Parkinson's disease (PD) patients' own knowledge and experience and access to information, in relation to advanced treatment methods, are very limited. The aim of this study was to map out PD patients' perception about various advanced treatment methods, their availability and regional differences in medical care, and to investigate patients' experience of their medication and quality of life.
A survey was sent to 4886 PD patients of the Swedish Parkinson's Disease Association covering demography, the patient's illness, current treatment, received information about advanced treatment alternatives, and health status. Advanced PD was considered as patients diagnosed >5 years ago, using PD medication >5 times/day, and experiencing motor complications >2 hours/day.
In total, 3327/4886 persons (68%) responded (57% men) of which 1300 (39%) were classified as having advanced PD. Mean age was 71 years with a median disease duration of 8 years. The treating physician was a neurologist (86%) but varied between counties (96% to 52%) and was most frequent in urban areas. Doctor appointments were 1.7 times/year with regional variation (2.1 to 1.1). Three out of four patients had heard of advanced treatment options and were interested, but were denied treatment. Only a small proportion of patients were informed of these by their physician. Nine percent were satisfied with their medication (including 4% of advanced patients). One third of patients experienced their general health as poor or very poor.
The majority of Swedish PD patients are treated by neurologists. Annual numbers of doctors' appointments were low in an international context and can partly be explained by the shortage of neurologists and other trained specialists. Doctors only provided a small proportion of patients with advanced therapy information, despite patients' interest. Hence, improvement is warranted regarding doctor appointments, information about various advanced treatment options, and their availability.

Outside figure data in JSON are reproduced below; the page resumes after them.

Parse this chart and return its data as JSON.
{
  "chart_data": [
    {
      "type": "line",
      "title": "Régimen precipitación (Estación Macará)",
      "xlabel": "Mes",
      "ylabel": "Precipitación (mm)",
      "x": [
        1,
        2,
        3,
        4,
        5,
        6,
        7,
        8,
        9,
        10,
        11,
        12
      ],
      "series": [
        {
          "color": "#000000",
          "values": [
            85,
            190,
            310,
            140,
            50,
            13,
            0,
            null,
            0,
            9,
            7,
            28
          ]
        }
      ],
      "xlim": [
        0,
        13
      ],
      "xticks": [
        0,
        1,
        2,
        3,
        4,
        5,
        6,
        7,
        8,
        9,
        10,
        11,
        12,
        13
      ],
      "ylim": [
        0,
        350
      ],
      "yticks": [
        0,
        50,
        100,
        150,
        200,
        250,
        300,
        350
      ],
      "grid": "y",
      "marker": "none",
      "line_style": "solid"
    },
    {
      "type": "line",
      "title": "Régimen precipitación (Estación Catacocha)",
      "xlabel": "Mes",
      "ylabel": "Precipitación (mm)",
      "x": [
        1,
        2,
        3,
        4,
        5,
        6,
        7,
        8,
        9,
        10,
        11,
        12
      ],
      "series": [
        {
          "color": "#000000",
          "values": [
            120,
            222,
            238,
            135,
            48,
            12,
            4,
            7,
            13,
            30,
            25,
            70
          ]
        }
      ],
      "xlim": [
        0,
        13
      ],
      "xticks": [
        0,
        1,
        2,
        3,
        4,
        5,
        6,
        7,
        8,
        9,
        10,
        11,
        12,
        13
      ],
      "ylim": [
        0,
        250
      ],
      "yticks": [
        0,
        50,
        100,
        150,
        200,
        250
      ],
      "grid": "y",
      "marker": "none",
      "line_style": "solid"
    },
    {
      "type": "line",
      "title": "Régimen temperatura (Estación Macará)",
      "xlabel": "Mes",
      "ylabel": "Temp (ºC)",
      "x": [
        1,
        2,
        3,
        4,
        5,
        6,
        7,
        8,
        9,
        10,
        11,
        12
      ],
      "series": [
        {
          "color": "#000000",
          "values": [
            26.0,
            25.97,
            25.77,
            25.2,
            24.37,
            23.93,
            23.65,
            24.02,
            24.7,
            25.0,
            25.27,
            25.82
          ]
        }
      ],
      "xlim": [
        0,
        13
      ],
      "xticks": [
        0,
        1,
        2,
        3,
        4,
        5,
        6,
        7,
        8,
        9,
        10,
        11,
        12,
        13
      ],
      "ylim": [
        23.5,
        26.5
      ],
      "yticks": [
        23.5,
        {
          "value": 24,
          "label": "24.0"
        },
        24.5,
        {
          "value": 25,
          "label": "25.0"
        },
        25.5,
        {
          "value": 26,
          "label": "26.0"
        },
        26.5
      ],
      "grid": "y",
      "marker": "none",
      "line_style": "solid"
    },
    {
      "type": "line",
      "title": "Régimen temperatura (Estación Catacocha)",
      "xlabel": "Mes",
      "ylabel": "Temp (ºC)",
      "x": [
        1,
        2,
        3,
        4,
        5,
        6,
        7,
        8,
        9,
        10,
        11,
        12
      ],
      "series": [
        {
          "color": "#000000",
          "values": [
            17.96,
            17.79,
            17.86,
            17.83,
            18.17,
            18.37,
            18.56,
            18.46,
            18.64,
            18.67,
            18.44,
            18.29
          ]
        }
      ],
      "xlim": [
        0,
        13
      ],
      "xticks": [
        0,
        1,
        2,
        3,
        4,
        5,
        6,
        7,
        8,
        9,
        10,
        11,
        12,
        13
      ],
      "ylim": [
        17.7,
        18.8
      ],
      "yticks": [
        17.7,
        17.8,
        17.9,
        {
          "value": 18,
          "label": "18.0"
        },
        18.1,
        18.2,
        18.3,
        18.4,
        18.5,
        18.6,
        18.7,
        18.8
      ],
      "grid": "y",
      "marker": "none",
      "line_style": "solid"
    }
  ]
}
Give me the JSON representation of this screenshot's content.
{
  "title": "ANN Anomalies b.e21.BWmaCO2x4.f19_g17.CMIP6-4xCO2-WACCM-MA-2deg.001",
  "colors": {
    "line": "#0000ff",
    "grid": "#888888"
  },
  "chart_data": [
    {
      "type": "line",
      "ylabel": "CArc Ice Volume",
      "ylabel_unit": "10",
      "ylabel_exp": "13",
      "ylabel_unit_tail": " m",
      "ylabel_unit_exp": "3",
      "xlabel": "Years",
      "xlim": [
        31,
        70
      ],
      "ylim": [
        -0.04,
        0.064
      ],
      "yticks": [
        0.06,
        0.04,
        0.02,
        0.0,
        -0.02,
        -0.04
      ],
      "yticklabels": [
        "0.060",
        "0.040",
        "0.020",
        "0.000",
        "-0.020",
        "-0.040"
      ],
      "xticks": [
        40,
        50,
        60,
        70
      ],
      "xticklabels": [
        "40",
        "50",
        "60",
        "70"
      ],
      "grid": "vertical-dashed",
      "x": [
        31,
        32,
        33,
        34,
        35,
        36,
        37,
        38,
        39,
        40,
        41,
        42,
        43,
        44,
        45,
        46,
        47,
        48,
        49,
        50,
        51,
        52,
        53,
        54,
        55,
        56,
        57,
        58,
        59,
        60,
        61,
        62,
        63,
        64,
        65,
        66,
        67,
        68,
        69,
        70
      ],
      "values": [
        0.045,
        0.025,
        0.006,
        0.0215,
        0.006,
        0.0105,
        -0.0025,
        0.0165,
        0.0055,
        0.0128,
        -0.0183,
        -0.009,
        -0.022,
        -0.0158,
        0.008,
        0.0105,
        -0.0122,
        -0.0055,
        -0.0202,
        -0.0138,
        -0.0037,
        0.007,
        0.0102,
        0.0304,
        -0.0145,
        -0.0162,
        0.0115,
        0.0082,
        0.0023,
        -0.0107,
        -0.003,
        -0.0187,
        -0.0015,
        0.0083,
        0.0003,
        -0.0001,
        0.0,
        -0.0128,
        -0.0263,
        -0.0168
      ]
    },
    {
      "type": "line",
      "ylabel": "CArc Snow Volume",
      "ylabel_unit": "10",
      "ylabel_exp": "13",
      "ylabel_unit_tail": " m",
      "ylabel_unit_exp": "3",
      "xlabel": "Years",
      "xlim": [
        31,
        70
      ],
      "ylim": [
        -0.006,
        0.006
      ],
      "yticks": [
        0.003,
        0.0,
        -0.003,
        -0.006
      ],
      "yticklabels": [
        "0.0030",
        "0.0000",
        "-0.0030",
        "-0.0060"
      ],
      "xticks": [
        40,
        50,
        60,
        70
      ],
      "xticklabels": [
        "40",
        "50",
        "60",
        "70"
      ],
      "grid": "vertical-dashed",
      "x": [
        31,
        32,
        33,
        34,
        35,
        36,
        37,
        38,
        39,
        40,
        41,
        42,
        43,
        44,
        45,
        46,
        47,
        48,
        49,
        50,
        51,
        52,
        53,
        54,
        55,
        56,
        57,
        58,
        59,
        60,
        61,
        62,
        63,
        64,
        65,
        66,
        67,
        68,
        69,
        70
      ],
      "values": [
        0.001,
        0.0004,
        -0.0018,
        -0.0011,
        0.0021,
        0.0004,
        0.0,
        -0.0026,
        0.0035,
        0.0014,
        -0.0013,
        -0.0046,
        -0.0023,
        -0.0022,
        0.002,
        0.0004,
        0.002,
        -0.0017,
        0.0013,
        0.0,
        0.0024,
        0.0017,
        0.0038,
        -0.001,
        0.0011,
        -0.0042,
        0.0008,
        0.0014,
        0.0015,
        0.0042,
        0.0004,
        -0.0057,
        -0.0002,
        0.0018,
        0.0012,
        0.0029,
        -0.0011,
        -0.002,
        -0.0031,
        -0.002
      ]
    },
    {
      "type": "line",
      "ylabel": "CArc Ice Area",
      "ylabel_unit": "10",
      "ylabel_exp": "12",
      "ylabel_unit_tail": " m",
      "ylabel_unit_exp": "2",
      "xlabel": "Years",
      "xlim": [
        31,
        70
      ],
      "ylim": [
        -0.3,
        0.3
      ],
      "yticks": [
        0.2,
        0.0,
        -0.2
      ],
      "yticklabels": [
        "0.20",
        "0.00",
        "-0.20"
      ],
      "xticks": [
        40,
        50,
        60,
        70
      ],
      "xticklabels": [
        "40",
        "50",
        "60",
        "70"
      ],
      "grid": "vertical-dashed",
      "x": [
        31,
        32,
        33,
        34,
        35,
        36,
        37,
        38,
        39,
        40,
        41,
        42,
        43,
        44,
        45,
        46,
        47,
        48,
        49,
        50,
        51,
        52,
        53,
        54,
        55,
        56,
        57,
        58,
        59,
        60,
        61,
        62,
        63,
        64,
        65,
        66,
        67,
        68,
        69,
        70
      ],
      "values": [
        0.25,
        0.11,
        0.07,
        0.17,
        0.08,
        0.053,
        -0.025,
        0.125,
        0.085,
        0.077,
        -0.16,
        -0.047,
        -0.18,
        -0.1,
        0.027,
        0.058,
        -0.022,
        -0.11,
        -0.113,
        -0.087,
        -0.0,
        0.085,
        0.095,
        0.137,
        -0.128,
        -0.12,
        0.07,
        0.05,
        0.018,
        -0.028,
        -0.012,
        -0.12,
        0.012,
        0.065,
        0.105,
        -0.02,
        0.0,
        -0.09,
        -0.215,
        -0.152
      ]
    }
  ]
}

帕金森病(PD)患者自身对先进治疗方法的了解和经验以及获取信息的途径非常有限。本研究旨在描绘 PD 患者对各种先进治疗方法的看法、这些方法在医疗保健中的可及性和地区差异,并调查患者对自身药物治疗的体验和生活质量。
向瑞典帕金森病协会的 4886 名 PD 患者发送了一份调查问卷,内容涉及人口统计学、患者疾病、当前治疗、接受先进治疗替代方案的信息以及健康状况。将晚期 PD 定义为诊断>5 年、每天使用 PD 药物>5 次且每天经历>2 小时运动并发症的患者。
共有 4886 人中的 3327 人(68%)(57%为男性)作出回应,其中 1300 人(39%)被归类为患有晚期 PD。平均年龄为 71 岁,中位疾病持续时间为 8 年。治疗医生为神经科医生(86%),但在不同县之间存在差异(96%至 52%),且在城市地区更为常见。患者每年与医生预约 1.7 次,地区间存在差异(2.1 至 1.1)。四分之三的患者听说过先进的治疗方案并对此感兴趣,但被拒绝治疗。只有少数患者从医生那里得到了相关信息。9%的患者对自身药物治疗感到满意(包括 4%的晚期患者)。三分之一的患者认为自身整体健康状况较差或非常差。
大多数瑞典 PD 患者由神经科医生治疗。在国际范围内,每年看医生的次数较少,这部分原因是神经科医生和其他受过训练的专家短缺。尽管患者感兴趣,但医生只为一小部分患者提供了先进治疗方案的信息。因此,需要改善医生预约、各种先进治疗方案的信息以及这些方案的可及性。